Is it counterproductive? You bet. The atmosphere surrounding the team this past week was surreal, so surreal that it’s a wonder State beat California. There was an us-against-the-world mentality, to the point that Ilian Evtimov, one of the most-endearing players ever to wear a State uniform, lashed out at Sendek’s critics as “idiots.”
An us-against-the-world mentality might produce a win over the Cal Bears every other time you play them, but it’s ultimately fatal. There’s nothing positive to come out of antagonizing the fan base, or the media, or anyone else. It’s a drain on everyone.
Again, Sendek has brought it all on himself with his refusal to cultivate the fan base, and to show his best side to the media, which is in truth his direct connection to the fan base, and to allow his players the opportunity to show their best sides, too.

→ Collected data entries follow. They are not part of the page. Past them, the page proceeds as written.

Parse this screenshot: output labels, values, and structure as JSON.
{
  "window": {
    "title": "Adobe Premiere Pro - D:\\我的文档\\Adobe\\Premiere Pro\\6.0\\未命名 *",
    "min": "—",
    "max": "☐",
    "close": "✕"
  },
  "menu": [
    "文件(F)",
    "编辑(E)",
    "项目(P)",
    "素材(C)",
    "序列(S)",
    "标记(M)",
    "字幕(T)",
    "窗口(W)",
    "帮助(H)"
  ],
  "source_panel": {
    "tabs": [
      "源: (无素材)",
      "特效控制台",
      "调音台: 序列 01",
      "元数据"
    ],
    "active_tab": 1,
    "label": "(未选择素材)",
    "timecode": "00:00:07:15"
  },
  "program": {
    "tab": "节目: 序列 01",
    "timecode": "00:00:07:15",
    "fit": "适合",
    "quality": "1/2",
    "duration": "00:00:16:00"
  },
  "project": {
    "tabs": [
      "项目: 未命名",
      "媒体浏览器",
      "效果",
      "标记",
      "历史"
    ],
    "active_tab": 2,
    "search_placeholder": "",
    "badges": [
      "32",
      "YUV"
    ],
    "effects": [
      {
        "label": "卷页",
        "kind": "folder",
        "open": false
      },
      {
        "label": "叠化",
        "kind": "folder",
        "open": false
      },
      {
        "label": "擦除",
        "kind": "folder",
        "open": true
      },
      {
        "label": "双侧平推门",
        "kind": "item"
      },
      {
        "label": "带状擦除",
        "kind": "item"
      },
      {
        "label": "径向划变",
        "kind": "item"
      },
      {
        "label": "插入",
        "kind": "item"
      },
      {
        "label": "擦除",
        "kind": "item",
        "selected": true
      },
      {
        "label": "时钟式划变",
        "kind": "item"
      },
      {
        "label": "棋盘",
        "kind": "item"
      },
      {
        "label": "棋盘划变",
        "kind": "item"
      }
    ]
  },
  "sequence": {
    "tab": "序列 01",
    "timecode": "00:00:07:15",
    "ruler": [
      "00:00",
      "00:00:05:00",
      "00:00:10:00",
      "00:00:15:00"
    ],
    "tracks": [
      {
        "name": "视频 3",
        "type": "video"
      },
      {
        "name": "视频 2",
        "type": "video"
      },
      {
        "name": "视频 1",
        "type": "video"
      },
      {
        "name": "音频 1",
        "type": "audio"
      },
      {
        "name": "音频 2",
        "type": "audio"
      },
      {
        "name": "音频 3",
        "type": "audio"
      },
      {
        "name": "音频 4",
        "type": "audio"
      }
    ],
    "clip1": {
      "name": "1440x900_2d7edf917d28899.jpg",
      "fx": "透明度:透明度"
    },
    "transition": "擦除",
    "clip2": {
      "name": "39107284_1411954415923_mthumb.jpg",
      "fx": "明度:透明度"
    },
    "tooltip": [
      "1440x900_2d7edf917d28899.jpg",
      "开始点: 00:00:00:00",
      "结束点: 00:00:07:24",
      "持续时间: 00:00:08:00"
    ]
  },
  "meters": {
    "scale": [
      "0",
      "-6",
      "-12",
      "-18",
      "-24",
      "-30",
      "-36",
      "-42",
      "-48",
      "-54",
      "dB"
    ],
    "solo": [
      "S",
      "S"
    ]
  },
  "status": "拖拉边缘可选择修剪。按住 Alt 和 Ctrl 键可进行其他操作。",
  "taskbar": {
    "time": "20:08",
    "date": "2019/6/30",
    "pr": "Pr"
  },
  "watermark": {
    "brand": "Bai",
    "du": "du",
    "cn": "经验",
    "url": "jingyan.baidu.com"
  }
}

And since he has brought it all on himself, it’s up to him to either change something or to continue to live in this theater of the absurd. Change doesn’t have to mean leaving, but it probably does mean making the commitment to addressing the issues that are dragging the program down. It probably does mean coming up with a new game plan for cultivating the assets, for instilling more of a sense of hope in the program.
Will Sendek change? Or will he bolt? Or will he remain stubborn and try to ride it out, knowing full well that it will be difficult to match this 22-win season next year?
I think John Delong might have hit the nail on the head with this one. Sendek knows that his offense and his strategy is good, and he knows his team is capable of executing it very well. The problem is, is it really the best strategy against the ACC? I am positive that if he took those players and that strategy to another league he would do fabulously. I dont think it is working out in the ACC though, and I think there needs to be a change.
If Herb Sendek is willing to change his strategy, then I will be very willing to see him come back and coach more seasons at NC State. If he can execute any other stategy as well as he executed the princeton offense with a healthy team this year, then he will be awesome. However if Sendek is not willing to change then it very well might be time for a new coach who will bring an offense to Raleigh which can be more successful in the ACC. There you have it, that is my official position on Herb Sendek.